I completely agree that we should make every legitimate effort to have this prosecutor removed from her position, along with anyone who uses similar tactics. You have to start somewhere.
My point is simply that this is a systemic problem. We can't have one prosecutor removed and then stop. We have to make this entire model of prosecution illegitimate. It's going to take a sustained, organized movement to make real change.
Which isn't to say it can't be done. It damn well has to be done. But it isn't going to be easy.
That's not how politics works. It's never been how politics works. This is why most people simply ignore Silicon Valley and the Internet when it comes to political issues.
If the likes of 4chan or reddit attack a federal prosecutor personally, all they will do is spur political action against reddit and 4chan. The underlying cause of their action will be ignored and forgotten.
(Note: SOPA is not an exception; major Silicon Valley companies spent serious amounts on lobbying to get that bill dropped. The internet opposition had exactly zero impact on its political fate.)
Key words: "legally" and "properly". In other words, the opposite of what Anon or 4chan could be expected to do.

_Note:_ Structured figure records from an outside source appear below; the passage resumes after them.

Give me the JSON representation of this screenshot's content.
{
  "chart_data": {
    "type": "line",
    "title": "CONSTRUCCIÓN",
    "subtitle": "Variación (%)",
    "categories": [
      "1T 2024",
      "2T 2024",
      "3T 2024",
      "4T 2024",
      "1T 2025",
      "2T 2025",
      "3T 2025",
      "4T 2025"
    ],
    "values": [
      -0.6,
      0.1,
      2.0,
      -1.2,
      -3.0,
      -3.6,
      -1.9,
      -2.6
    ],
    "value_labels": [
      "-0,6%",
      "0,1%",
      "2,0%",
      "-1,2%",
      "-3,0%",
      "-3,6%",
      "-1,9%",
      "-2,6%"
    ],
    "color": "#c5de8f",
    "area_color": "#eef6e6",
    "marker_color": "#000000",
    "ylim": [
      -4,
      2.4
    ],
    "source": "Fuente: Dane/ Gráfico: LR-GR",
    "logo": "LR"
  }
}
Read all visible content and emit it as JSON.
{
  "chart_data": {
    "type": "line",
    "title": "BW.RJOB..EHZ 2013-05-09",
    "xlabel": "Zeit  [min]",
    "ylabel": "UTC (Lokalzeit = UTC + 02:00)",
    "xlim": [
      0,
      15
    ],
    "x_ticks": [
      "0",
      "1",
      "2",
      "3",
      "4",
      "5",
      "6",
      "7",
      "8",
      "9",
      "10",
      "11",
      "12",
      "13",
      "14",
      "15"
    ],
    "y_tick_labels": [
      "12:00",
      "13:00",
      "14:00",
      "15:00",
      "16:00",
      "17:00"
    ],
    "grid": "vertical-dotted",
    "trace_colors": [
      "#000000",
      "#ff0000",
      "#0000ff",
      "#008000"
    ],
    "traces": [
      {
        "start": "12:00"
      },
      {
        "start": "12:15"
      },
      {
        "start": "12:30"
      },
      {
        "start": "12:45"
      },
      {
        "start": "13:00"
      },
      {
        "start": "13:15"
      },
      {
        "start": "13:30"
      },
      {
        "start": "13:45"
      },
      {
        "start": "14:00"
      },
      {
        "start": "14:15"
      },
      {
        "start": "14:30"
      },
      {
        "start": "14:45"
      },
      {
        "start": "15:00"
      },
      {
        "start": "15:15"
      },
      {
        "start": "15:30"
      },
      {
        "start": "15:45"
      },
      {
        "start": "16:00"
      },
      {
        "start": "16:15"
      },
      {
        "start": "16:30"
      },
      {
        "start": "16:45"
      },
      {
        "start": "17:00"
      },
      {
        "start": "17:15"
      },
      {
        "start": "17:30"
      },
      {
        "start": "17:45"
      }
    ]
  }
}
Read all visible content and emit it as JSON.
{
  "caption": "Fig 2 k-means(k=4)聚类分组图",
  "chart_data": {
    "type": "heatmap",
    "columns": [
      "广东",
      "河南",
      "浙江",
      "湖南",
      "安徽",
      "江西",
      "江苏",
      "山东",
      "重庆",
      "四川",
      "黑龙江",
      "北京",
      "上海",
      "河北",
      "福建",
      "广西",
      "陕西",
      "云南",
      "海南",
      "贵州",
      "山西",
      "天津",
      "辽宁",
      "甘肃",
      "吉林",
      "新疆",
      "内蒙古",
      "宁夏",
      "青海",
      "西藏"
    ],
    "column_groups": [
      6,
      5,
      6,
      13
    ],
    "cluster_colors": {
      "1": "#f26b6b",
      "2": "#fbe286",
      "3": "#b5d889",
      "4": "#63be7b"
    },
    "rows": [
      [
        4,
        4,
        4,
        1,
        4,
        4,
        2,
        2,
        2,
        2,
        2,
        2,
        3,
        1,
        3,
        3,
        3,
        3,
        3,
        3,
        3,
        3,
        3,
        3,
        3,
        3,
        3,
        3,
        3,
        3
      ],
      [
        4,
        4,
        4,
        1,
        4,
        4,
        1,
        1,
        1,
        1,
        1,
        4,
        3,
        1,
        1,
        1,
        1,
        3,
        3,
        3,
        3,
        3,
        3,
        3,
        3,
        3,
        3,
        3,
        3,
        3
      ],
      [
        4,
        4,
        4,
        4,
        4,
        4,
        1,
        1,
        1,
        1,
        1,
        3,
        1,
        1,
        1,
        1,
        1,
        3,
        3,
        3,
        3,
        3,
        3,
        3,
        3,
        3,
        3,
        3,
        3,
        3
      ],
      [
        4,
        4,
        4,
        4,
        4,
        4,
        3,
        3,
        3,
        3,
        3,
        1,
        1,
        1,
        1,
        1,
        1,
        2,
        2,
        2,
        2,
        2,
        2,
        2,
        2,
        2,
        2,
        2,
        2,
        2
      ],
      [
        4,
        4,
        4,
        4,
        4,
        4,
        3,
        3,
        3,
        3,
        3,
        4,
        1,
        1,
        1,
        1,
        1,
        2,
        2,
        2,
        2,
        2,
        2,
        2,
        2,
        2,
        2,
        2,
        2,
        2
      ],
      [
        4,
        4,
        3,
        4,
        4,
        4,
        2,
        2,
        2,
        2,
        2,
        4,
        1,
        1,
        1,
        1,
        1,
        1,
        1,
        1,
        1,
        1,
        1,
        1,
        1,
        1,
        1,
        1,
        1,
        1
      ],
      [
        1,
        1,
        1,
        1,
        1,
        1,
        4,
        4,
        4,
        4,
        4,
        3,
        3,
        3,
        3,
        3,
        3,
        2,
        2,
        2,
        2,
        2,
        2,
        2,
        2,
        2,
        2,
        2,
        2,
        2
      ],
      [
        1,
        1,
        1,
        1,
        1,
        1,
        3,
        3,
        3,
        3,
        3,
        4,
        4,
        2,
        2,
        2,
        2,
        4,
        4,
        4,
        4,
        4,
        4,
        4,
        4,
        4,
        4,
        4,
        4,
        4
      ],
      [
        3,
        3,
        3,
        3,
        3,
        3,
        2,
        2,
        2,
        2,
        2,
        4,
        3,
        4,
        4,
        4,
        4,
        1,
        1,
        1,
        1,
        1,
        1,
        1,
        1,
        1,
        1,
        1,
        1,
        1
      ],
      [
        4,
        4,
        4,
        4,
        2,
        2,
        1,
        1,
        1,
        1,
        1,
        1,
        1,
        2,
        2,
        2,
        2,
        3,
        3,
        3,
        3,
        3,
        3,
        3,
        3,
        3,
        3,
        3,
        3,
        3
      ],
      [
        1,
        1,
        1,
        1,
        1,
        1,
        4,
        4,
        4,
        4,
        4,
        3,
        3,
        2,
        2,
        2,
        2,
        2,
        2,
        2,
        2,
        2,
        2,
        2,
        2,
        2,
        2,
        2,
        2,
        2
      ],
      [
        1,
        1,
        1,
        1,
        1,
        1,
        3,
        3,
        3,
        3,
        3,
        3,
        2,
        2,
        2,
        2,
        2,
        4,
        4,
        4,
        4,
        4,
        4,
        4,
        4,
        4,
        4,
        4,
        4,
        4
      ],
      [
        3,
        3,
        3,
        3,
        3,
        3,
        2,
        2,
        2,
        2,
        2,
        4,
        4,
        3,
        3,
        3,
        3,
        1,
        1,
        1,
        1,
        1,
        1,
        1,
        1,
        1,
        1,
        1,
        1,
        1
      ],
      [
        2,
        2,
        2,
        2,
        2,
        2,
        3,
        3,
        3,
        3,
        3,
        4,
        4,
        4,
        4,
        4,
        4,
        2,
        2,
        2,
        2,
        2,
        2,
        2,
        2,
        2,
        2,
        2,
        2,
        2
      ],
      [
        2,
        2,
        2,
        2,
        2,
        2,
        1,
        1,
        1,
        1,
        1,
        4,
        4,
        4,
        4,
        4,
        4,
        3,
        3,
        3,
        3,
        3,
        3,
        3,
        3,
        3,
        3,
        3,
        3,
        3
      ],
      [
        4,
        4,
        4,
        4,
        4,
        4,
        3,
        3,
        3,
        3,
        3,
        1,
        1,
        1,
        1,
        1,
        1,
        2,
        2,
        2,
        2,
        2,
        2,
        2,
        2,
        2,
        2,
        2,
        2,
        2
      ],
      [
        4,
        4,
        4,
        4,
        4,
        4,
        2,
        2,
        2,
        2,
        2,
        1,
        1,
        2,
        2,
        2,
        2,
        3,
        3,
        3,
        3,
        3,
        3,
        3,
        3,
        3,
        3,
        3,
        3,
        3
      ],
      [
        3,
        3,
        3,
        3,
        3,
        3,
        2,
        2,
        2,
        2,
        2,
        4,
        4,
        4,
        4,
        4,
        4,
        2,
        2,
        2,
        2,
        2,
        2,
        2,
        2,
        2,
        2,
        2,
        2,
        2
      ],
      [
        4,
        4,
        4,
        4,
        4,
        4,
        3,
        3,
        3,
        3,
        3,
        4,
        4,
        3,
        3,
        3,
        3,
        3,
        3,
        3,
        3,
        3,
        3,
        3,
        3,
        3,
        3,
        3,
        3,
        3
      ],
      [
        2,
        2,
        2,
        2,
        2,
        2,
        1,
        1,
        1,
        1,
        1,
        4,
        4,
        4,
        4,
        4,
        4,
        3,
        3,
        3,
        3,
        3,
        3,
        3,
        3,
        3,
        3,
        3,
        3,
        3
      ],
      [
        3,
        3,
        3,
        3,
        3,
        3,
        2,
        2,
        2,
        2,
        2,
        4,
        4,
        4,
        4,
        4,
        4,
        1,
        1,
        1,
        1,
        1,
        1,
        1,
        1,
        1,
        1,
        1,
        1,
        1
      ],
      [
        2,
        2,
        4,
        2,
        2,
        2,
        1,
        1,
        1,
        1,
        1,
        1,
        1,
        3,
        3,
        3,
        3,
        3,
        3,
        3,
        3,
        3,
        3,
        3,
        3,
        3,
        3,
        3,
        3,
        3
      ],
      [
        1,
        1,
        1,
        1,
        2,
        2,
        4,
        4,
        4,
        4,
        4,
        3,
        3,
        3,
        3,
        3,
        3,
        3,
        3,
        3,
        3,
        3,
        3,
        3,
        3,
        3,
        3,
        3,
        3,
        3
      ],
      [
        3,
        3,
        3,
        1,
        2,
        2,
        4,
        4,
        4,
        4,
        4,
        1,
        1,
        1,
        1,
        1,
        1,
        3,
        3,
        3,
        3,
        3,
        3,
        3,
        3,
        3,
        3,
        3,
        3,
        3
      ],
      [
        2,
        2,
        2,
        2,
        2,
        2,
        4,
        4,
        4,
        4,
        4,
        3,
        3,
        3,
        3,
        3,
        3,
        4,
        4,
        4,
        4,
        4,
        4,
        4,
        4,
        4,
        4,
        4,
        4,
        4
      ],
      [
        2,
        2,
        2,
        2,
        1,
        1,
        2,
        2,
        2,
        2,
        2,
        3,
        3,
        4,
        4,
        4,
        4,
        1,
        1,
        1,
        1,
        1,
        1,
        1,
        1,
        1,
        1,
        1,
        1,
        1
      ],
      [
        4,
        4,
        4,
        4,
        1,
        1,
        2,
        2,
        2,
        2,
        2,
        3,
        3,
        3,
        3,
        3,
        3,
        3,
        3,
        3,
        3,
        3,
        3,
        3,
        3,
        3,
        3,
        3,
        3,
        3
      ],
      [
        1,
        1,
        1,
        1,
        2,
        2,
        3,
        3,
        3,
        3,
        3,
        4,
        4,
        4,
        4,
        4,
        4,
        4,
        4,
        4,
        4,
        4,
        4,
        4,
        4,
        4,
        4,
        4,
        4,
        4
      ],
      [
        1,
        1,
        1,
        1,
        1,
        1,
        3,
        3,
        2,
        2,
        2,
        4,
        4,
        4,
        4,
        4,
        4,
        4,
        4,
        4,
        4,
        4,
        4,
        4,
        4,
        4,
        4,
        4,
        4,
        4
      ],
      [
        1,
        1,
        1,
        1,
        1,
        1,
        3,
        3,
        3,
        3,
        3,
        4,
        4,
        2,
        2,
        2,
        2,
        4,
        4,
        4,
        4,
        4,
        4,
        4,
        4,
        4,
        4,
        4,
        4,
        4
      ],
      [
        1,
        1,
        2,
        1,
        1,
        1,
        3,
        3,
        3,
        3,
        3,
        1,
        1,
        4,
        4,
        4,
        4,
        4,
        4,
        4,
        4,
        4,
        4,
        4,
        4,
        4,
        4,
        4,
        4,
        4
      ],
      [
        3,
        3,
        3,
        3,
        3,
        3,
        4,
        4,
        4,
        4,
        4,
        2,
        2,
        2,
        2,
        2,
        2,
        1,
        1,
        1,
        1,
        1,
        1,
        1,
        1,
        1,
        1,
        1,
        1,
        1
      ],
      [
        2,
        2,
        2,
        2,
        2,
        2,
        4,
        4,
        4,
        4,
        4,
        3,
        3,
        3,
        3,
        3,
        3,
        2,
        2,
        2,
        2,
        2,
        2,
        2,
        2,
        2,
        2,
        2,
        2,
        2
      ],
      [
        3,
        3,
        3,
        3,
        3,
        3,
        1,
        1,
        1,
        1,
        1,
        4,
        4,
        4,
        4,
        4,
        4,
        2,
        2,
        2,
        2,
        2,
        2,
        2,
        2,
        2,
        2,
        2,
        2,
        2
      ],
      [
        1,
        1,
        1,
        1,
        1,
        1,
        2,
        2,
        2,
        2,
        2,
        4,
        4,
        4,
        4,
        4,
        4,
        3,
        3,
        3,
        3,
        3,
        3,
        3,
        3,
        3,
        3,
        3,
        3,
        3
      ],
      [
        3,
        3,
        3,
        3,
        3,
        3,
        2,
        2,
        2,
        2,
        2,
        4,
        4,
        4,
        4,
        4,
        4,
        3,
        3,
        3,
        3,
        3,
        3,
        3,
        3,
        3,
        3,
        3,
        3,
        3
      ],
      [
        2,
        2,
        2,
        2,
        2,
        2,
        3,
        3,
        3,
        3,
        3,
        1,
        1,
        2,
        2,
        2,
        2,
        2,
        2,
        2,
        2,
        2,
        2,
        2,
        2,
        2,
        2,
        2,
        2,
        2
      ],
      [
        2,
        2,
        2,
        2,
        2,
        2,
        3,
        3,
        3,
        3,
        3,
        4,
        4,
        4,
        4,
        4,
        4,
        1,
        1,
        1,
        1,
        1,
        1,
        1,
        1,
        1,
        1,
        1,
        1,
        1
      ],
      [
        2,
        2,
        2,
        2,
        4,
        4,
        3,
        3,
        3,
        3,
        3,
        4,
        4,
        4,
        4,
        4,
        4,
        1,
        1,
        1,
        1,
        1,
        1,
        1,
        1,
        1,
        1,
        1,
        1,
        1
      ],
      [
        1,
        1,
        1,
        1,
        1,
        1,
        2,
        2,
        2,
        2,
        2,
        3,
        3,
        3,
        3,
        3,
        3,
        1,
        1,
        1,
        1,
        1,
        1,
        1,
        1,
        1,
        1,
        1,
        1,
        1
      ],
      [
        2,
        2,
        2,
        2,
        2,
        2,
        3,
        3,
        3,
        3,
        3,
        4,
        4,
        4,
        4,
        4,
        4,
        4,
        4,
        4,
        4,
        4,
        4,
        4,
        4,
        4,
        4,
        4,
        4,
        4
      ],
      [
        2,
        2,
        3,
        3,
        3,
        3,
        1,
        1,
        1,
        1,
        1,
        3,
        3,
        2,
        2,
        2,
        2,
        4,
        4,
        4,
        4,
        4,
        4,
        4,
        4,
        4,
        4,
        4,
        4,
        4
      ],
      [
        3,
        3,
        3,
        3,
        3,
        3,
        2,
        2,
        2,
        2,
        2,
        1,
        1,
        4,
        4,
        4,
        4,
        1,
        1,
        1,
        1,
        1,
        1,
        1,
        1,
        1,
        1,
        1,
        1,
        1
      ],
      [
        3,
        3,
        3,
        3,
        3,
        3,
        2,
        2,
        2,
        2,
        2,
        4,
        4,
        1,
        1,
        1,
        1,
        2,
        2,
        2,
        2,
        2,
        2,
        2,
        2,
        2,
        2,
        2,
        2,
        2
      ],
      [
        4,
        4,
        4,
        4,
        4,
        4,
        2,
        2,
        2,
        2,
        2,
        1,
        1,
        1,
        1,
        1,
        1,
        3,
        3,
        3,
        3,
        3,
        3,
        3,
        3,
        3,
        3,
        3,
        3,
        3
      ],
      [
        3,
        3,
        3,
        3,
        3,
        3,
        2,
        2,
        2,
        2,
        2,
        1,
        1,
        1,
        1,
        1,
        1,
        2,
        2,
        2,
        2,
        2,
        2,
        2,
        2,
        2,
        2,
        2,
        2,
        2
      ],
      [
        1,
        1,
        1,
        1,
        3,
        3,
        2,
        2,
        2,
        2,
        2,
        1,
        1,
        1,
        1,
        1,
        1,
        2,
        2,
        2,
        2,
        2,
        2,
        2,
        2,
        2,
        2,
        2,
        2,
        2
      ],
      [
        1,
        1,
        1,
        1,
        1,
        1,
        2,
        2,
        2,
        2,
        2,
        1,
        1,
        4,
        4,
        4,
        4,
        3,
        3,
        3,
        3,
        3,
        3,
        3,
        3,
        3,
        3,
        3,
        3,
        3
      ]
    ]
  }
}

Identifying the tactics used to effectively strip people of their rights to open trials is the object here. Juries exist specifically to guard against abuses like this. If the DOJ has found a way to make getting in front of one exceedingly risky and certainly ruinous, then they should be called to account for what is a clear subversion of basic Constitutional protections.
We can't get Aaron back. But we can make sure that everyone understands why he found himself in such a desperate situation in spite of having done nothing to warrant the insane penalties he was facing.